DPR Soroti Transparansi dan Efisiensi Dana Haji dalam Diseminasi BPKH di Kediri

RADIOONAIRFMPARE.COM ||KEDIRI - DPR RI Komisi VIII menyoroti pentingnya transparansi dan efisiensi dalam pengelolaan dana haji saat menghadiri kegiatan diseminasi Badan Pengelola Keuangan Haji (BPKH) di Hotel Bukit Daun, Kecamatan Semen, Kabupaten Kediri, Minggu (19/4/2026).
Anggota Komisi VIII DPR RI Fraksi PKB, KH An’im Falachuddin Mahrus, menegaskan, dana haji yang saat ini mencapai sekitar Rp180 triliun merupakan amanah jemaah yang harus dikelola secara hati-hati dan akuntabel.
Ia menyebut, pengelolaan dana tersebut harus mengedepankan aspek keamanan sekaligus memberikan manfaat untuk menopang pembiayaan haji.
"Dana ini milik jemaah, sehingga harus dijaga keamanannya dan dikelola secara optimal agar memberikan manfaat bagi pembiayaan haji," ujar An’im.
Ia menambahkan, DPR terus melakukan pengawasan terhadap pengelolaan dana tersebut, khususnya dalam memastikan investasi yang dilakukan tetap aman dan produktif.
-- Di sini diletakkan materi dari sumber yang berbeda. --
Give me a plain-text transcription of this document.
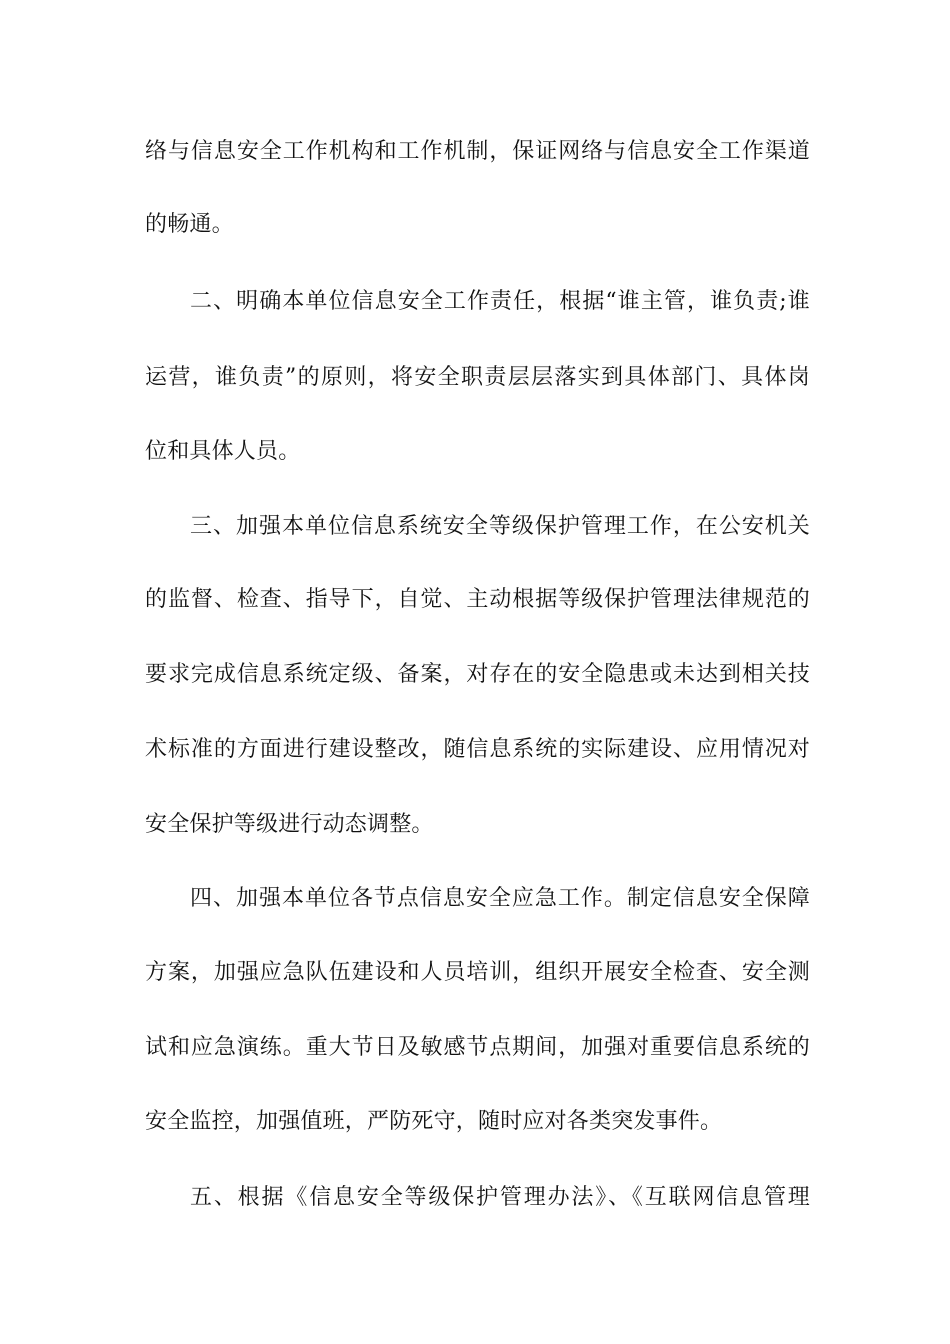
络与信息安全工作机构和工作机制，保证网络与信息安全工作渠道
的畅通。
二、明确本单位信息安全工作责任，根据“谁主管，谁负责;谁
运营，谁负责”的原则，将安全职责层层落实到具体部门、具体岗
位和具体人员。
三、加强本单位信息系统安全等级保护管理工作，在公安机关
的监督、检查、指导下，自觉、主动根据等级保护管理法律规范的
要求完成信息系统定级、备案，对存在的安全隐患或未达到相关技
术标准的方面进行建设整改，随信息系统的实际建设、应用情况对
安全保护等级进行动态调整。
四、加强本单位各节点信息安全应急工作。制定信息安全保障
方案，加强应急队伍建设和人员培训，组织开展安全检查、安全测
试和应急演练。重大节日及敏感节点期间，加强对重要信息系统的
安全监控，加强值班，严防死守，随时应对各类突发事件。
五、根据《信息安全等级保护管理办法》、《互联网信息管理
Dalam kesempatan yang sama, Komite Dewan Pengawas BPKH, Yoga Swara, menjelaskan, dana haji ditempatkan pada sejumlah instrumen, seperti perbankan, sukuk negara, dan investasi lainnya.
Dari pengelolaan tersebut, pada 2025 BPKH mencatat nilai manfaat sekitar Rp12 triliun dengan tingkat imbal hasil mendekati 7 persen.
Menurut Yoga, nilai manfaat tersebut digunakan untuk membantu pembiayaan haji sehingga jemaah tidak menanggung seluruh biaya perjalanan.
"Nilai manfaat ini yang kemudian digunakan untuk menekan biaya yang harus dibayarkan jemaah," katanya.
Ia menyebut, dari total Biaya Penyelenggaraan Ibadah Haji (BPIH) sekitar Rp93 juta, jemaah hanya membayar sekitar Rp60 juta, sementara sisanya ditutup dari hasil pengelolaan dana haji.
Di sisi lain, DPR juga mendorong efisiensi dalam penyelenggaraan haji, termasuk melalui skema kontrak jangka panjang untuk penginapan di Arab Saudi guna menekan biaya.
An’im menilai, langkah tersebut dapat memberikan kepastian harga sekaligus meningkatkan kualitas layanan.
"Kontrak jangka panjang berpotensi membuat biaya lebih efisien dan layanan bagi jemaah bisa lebih baik," ujarnya.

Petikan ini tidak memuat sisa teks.